Based on the tunability of core-shell nanoparticles, hollow cylindrical gold nanostructures (nanocups) have been fabricating using a combination of nanoimprint lithography (NIL) and non-directional metallization. Besides, to overcome the high-aspect ratio limitations of NIL, a trilayer stack (resist-oxide­resist) has been used in such a way that the bottom resist layer, which controls the height of the nanostructure, is not affected by the lithography, which takes place only in the top resist layer. Also, the fabrication method allows for easy changes in the geometry: the height can be changed by changing the thickness of the bottom resist layer, the thickness by modifying the amount of deposited material and the diameter by changing the etching time. By hanging the geometric parameters of the nanostructures, the plasmonic properties can be easily tuned. Besides, for certain dimensions (400 nm in diameter and height and 30 nm of Wall and base thickness), these structures present a peak in the extinction spectra in the visible range that corresponds to a concentration of the electric field within the cavity. This excitation mode has also been reported for other nanostructures with semispherical symmetry. However, the fact of being cylindrical enables a homogeneous enhancement of the electric field along the cavity while in the other case this is not possible due to the lack of symmetry.

Also, based on geometrically frustrated magnetic systems, three particular cases of hexagonal lattices of plasmonic nanoelements have been studied. All of them have been designed so that the pitch is of the order of the resonance wavelength and the gaps between elements small enough to enable near-field coupling. Besides, a metal-insulator-metal configuration has been implemented, designed to have constructive interference, which leads to high absorption peaks.

The samples have been fabricated by electron beam lithography to be able to change easily the design and study the optical response as a function of the geometries. Both simulation and spectroscopy results show that all these systems present high absorption peaks in the visible and/or near infrared. Also, they present a broad absorption peak in the NIR due to the dipolar excitation of the gaps between neighboring elements and sharper peaks in the visible that are assigned to collective modes. Moreover, these systems present an extended time response where the system fluctuates between collective and localized modes. This behavior, characteristic from magnetic frustrated systems, is induced by the frustration of the dipolar excitation of the gaps due to the geometry of the lattice. Besides, the collective modes give rise to enhancements of the electric field in large areas, making these systems of interest for enhanced spectroscopies.

Esta tesis está dedicada a la nanofabricación, simulación y caracterización de las propiedades ópticas de diferentes nanoestructuras de oro.

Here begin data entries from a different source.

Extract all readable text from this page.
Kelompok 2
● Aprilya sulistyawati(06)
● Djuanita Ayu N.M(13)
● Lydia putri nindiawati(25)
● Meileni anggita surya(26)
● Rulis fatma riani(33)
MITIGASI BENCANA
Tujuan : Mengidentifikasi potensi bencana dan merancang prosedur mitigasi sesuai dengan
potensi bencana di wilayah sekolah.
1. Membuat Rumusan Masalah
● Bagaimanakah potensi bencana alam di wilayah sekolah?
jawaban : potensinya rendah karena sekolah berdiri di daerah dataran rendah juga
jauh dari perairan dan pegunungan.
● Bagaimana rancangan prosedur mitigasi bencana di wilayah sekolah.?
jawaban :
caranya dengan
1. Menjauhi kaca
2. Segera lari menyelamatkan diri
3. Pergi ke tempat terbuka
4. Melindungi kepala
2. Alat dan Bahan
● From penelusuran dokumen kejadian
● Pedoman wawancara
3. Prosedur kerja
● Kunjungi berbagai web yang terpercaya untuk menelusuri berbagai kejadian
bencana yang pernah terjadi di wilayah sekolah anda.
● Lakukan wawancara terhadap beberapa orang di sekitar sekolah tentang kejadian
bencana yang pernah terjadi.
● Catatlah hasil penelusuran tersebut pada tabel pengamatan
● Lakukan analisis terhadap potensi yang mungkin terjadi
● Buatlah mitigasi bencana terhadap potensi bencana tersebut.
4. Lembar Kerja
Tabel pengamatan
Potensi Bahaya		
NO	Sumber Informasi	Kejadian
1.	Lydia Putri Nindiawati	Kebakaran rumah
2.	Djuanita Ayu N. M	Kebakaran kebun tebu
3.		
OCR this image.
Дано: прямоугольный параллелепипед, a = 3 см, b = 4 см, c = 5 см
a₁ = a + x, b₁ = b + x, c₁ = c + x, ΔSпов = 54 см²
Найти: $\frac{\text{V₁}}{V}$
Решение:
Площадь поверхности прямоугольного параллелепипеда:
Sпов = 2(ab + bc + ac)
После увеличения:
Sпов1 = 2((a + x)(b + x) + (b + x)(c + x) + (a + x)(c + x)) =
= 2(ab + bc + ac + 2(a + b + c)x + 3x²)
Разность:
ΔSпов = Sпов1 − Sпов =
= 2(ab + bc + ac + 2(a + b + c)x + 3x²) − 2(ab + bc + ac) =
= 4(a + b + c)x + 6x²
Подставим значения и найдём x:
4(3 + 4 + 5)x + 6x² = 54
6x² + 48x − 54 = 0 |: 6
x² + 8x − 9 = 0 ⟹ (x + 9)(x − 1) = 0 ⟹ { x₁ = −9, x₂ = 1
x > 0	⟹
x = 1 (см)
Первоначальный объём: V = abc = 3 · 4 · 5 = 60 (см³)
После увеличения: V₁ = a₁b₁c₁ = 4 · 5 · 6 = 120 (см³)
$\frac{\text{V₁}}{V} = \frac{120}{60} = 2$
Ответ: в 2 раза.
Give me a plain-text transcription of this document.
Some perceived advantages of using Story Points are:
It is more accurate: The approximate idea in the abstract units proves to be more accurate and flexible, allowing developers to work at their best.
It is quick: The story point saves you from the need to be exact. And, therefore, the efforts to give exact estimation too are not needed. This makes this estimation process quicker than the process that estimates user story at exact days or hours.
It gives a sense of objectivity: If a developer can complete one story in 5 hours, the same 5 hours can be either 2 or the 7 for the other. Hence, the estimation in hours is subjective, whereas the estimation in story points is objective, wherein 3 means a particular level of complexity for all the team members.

Por un lado, inspirados por las nanopartículas tipo core-shell, se han fabricado nanoestructuras de oro cilíndricas en forma de taza, combinando litografía por nanoimpresión (NIL) con metalización por pulverización catódica. Para tener la posibilidad de fabricar estructuras de una elevada altura frente a su anchura, se ha utilizado una tricapa de resina-óxido-resina, de manera que la capa inferior de resina controla la altura de las estructuras mientras que la litografía se realiza en la capa superior y por tanto se sobreponen las típicas dificultades que aparecen en NIL para estructuras de elevada relación de aspecto. Estas nanoestructuras, al igual que las nanoparticulas core-shell, presentan tambien gran capacidad de ajuste de sus propiedades como función de su geometria.

Por otro lado, basados en los sistemas magnéticos con frustración geometrica, se han estudiado diferentes redes hexagonales de nanoelementos de oro. Todos los sistemas se han diseñado de modo que el periodo es del orden de la longitud de onda de resonancia y los espacios entre estructuras suficientemente pequeños para tener acoplo de campo cercano. Se ha utilizado una configuración metal-aislante­metal para obtener interferencia constructiva y, en consecuencia, picos de alta absorción. Las muestras se han fabricado utilizando litografía por haces de electrones para poder estudiar los cambios en la respuesta óptica en función de la geometría. Estos sistemas presentan un pico de absorción ancho en el infrarrojo ligado a la excitación dipolar de los huecos entre nanoestructuras y picos más estrechos en el visible que corresponden a modos donde predomina el comportamiento colectivo del sistema. Además, el estudio de la evolución temporal del sistema muestra que este tipo de redes presentan una respuesta extendida en el tiempo inducida por la frustración geométrica del sistema, característica de los sistemas magnéticos frustrados, durante la cual el sistema oscila entre modos localizados y modos colectivos. Por todo ello, consideramos que estas estructuras pueden ser de interés para aplicaciones relacionadas con la absorción de luz.